ジブリ作品を体現している映画『君たちはどう生きるか』

君たちはどう生きるか。観終わった後、私たちはどう生きればよいのか明確な答えはわからなかった、というのが正直な感想だ。だが、それでよいのかもしれない。
この作品は、吉野源三郎さんの「君たちはどう生きるか」が作品のヒントとなっている、宮崎駿監督のオリジナルストーリーである。この作品には、ジブリファンなら気が付くであろう、ほかの映画を連想させるようなシーンがたくさんちりばめられている。さらに声優も木村拓哉さんのように、以前のジブリ作品にも登場した声優さんも出演しており、ファンにはうれしい仕掛けが多い。

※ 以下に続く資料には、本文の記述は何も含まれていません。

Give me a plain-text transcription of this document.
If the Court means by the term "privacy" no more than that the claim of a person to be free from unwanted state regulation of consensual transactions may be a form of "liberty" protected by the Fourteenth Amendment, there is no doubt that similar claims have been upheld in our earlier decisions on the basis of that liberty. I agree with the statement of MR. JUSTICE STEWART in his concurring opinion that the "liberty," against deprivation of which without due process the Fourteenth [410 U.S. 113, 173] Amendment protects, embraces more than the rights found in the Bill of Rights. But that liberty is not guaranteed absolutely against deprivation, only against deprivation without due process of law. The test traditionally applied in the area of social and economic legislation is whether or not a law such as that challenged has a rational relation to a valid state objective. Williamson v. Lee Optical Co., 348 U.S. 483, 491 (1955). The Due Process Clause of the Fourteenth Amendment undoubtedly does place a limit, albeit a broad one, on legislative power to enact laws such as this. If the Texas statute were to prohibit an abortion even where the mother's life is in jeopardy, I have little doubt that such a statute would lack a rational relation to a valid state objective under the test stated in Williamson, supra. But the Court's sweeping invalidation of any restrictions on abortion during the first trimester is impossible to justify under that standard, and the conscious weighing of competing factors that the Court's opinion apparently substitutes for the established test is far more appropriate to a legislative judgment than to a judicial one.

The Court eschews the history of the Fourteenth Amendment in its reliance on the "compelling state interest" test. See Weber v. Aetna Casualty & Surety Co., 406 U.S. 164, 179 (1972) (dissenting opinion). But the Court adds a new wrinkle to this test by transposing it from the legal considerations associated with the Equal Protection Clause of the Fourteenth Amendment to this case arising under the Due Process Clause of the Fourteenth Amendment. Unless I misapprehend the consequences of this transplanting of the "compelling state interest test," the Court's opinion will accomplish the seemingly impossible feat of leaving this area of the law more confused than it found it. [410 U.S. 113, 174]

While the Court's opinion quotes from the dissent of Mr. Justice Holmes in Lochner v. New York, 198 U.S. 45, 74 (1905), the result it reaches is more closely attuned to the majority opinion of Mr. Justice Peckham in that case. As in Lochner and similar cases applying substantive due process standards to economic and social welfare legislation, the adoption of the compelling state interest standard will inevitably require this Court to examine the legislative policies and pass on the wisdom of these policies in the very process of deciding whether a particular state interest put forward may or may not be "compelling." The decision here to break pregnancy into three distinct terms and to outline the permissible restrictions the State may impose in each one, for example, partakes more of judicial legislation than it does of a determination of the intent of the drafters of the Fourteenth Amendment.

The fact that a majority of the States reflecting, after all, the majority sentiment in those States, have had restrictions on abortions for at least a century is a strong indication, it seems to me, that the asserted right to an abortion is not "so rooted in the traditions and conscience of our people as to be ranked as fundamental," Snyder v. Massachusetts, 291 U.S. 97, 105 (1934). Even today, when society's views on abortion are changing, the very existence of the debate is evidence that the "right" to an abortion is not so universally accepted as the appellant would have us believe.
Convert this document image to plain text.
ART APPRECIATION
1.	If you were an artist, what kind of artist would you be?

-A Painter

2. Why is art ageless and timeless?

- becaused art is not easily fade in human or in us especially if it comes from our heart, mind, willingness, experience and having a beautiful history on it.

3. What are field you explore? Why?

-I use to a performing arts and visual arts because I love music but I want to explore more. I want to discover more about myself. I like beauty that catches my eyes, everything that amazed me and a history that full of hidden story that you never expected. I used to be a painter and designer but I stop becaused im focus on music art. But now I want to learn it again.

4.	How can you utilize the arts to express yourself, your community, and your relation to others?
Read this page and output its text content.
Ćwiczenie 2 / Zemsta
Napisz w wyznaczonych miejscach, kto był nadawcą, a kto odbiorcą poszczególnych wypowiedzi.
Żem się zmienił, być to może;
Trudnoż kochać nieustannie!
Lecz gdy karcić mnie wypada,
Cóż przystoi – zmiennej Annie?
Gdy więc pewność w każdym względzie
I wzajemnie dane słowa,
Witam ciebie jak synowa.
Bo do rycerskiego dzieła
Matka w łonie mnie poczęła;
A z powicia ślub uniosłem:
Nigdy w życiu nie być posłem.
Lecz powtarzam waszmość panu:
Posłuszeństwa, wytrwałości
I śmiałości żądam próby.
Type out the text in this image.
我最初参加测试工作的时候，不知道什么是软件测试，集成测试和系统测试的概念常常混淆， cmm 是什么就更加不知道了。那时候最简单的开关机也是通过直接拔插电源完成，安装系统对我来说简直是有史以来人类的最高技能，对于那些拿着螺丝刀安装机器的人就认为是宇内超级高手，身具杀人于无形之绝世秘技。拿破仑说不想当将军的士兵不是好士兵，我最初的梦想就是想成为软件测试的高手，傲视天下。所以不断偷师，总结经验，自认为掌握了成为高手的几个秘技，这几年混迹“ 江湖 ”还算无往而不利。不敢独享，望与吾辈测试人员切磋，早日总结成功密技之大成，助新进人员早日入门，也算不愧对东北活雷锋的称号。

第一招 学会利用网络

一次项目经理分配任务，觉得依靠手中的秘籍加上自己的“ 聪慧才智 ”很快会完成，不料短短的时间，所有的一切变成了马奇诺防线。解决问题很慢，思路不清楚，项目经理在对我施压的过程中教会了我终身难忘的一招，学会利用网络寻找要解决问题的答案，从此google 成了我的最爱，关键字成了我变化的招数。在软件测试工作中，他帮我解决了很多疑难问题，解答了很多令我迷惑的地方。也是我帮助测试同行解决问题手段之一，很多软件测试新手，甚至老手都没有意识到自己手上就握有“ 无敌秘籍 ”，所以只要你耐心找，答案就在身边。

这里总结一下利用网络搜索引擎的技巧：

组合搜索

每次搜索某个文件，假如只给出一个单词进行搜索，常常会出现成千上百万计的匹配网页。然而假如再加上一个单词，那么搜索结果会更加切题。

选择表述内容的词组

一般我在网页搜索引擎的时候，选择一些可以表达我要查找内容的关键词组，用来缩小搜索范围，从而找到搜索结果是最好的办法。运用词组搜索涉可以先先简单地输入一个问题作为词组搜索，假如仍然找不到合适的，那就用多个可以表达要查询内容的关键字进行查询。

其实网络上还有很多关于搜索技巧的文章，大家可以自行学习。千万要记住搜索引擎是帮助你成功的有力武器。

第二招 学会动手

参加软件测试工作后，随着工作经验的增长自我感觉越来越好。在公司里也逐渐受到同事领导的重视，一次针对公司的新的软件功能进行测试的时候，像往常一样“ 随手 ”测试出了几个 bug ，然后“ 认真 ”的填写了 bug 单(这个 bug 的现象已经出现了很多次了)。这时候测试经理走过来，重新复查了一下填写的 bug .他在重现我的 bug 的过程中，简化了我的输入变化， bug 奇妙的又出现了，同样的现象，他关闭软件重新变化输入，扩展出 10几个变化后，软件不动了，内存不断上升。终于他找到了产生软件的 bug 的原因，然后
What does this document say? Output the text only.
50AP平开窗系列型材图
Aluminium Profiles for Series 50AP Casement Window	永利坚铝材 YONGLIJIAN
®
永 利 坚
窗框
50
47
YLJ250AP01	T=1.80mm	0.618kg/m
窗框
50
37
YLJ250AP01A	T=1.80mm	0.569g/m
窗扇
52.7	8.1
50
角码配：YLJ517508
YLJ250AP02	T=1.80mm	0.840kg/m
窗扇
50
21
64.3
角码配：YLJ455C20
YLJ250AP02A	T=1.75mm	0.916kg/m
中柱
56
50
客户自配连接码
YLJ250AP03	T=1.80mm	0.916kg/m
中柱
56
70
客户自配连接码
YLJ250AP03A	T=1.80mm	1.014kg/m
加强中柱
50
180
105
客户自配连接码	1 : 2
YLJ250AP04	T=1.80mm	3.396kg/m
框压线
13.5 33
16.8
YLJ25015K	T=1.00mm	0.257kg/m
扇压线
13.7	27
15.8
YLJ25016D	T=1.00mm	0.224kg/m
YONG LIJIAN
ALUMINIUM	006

映画を観て、難しかったというのが本音だ。一言でまとめてしまうと主人公の男の子が冒険を通して成長していく、という話なのだが、これだけでは言い表せないほど多くの人との出会い、様々な場面が登場する。その混沌さが、映画を観た人の評価が分かれる点なのではないだろうか。例えば、主人公が急に異世界に連れていかれ、キリコという女性にあった後、大量のインコが占拠する城へヒミという女の子と向かう…という展開。流れが描かれてはいるが、シーンの変わり具合に驚いた方もいるのではないだろうか。だが、私はいちジブリファンとして、その混沌こそがジブリだよな、と感じた。思えば「ハウルの動く城」だって、主人公のソフィが急に魔女に呪いをかけられたり、「千と千尋の神隠し」だって、千尋が急にお湯やで働くことになったりと、不思議なことは多い。そう考えると、やはりこの作品はジブリを体現している、不思議で素晴らしいファンタジー作品である。